H37 Roger Dubuis Hommage Perpetual Calendar

Early Roger Dubuis is often compared to Patek Philippe, which is a telling thing in itself. But RD’s detractors will often ask, ‘Why not just buy the original?’ It’s a sentiment I entirely sympathize with, the imitation of anything is rarely on par with its inspiration (particularly off-brand Doritos). But some early RD is distinct enough that I place it in a separate category of being entirely its own thing. The Red Hot ChiliPeppers were inspired by Led Zeppelin, but would anyone conflate Under The Bridge with Immigrant Song? You can like both. And with the technically challenging wave guilloché and oversized numerals here that we’ve never seen on a Patek Philippe but independent Dubuis used, this, ‘takes me to a place I love. All the way.’

Increasingly, these Hommage series are being seen as RD’s greatest works, a far cry from the modern Lamborghini-inspired Excalibur which looks like Megatron after contracting a virus. This perpetual calendar bears a classic aesthetic many seek with modern touches like a wide polished bezel, applied Breguet numerals, and a 25/300 scale calibrated to half beats of the balance, the smallest accurate measurement of an 18k vph beat. The inline Day-Month apertures are straight Padellone, but the date and moonphase are separated in dual registers instead of co-linear. The moonphase is flanked by the text ‘bulletin d’observatoire‘ in a subtle humble-brag, each movement was tested for accuracy at the Besançon Observatory, whose standards were significantly more exacting than COSC. This is serious. And the leap year indication? Why not bright RYGB? RD pursued tasteful evolution, not revolution, but with bright touches of imagination.
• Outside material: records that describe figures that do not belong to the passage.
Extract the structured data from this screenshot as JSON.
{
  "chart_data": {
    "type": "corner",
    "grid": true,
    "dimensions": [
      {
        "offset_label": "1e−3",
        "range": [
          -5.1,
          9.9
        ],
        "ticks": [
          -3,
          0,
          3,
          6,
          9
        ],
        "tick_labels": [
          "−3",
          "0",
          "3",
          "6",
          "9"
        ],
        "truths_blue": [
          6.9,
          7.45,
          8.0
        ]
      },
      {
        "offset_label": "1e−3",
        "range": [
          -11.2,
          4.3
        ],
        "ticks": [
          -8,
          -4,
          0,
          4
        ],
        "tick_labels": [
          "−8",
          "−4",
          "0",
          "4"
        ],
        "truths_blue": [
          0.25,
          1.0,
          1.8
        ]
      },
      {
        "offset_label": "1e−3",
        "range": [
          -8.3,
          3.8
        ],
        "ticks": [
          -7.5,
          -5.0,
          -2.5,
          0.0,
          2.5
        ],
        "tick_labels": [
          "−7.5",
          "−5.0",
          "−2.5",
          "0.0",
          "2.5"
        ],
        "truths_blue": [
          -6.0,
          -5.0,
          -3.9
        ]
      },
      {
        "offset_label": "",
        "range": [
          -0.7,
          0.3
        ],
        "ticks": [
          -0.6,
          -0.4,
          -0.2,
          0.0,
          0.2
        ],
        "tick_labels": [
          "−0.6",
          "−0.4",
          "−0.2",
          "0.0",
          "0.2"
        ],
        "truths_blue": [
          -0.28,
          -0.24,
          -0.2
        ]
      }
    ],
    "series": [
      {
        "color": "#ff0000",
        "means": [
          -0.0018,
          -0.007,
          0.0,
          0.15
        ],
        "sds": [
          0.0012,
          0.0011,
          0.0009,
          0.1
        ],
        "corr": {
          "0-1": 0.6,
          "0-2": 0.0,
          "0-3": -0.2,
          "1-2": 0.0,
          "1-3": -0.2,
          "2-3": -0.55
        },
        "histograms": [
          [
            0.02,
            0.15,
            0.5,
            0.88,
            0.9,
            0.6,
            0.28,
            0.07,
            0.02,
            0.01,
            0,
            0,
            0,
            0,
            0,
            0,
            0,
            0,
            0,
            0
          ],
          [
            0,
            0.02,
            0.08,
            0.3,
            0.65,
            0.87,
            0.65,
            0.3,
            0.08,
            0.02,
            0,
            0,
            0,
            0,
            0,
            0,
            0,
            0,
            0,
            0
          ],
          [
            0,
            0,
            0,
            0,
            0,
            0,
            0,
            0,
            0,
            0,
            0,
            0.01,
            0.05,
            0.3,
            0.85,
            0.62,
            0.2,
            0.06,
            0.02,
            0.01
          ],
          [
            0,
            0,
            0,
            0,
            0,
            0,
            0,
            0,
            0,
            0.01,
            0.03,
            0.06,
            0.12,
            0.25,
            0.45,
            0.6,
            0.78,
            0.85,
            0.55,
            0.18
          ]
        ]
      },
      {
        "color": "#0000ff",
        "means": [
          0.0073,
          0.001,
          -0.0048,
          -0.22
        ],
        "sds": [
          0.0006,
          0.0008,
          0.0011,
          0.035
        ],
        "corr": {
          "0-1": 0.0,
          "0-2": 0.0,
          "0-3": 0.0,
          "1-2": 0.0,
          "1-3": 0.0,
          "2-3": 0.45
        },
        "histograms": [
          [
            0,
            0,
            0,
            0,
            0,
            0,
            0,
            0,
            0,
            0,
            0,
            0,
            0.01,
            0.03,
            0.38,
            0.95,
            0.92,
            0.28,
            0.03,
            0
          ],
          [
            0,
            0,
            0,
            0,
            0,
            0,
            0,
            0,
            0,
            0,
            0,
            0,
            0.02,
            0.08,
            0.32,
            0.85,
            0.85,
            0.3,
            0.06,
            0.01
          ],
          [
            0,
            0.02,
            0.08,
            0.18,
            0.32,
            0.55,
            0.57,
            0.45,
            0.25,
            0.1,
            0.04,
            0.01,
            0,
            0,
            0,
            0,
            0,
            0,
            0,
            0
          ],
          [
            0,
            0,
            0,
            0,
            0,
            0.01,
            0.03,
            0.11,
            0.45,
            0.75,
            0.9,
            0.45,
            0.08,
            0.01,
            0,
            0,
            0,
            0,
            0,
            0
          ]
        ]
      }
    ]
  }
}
Inside is the auto calibre 5739, a Longines L990 ébauche (RD also worked for Longines on his path toward independence). In the 37mm white gold here, just 28 examples were made, as every iteration of RD’s early work. The movements were Observatory tested and earned Geneva Seals. At time of production, it was really only Patek Philippe who carried the Seal of Geneva and then were moving away from it. But RD’s sense of what it meant to be an ‘hommage’ went so deep as to earn the same award for finishing standard. After completion, regulation was done by Roger himself for each movement. Unlike many modern eponymous independents, you can be absolutely certain the master’s hands have touched this watch. For some, that means a lot. If only this perpetual calendar had served as core to the brand’s identity today, imagine what we might have had instead.

This example ticks all the boxes. The case is excellent, light marks and not tuned up in service. All hallmarks are deep. It comes as watch only, which might detract for some buyers but does mean it’s a value compared to where most of the wave dials. It comes from a well-regarded London retailer.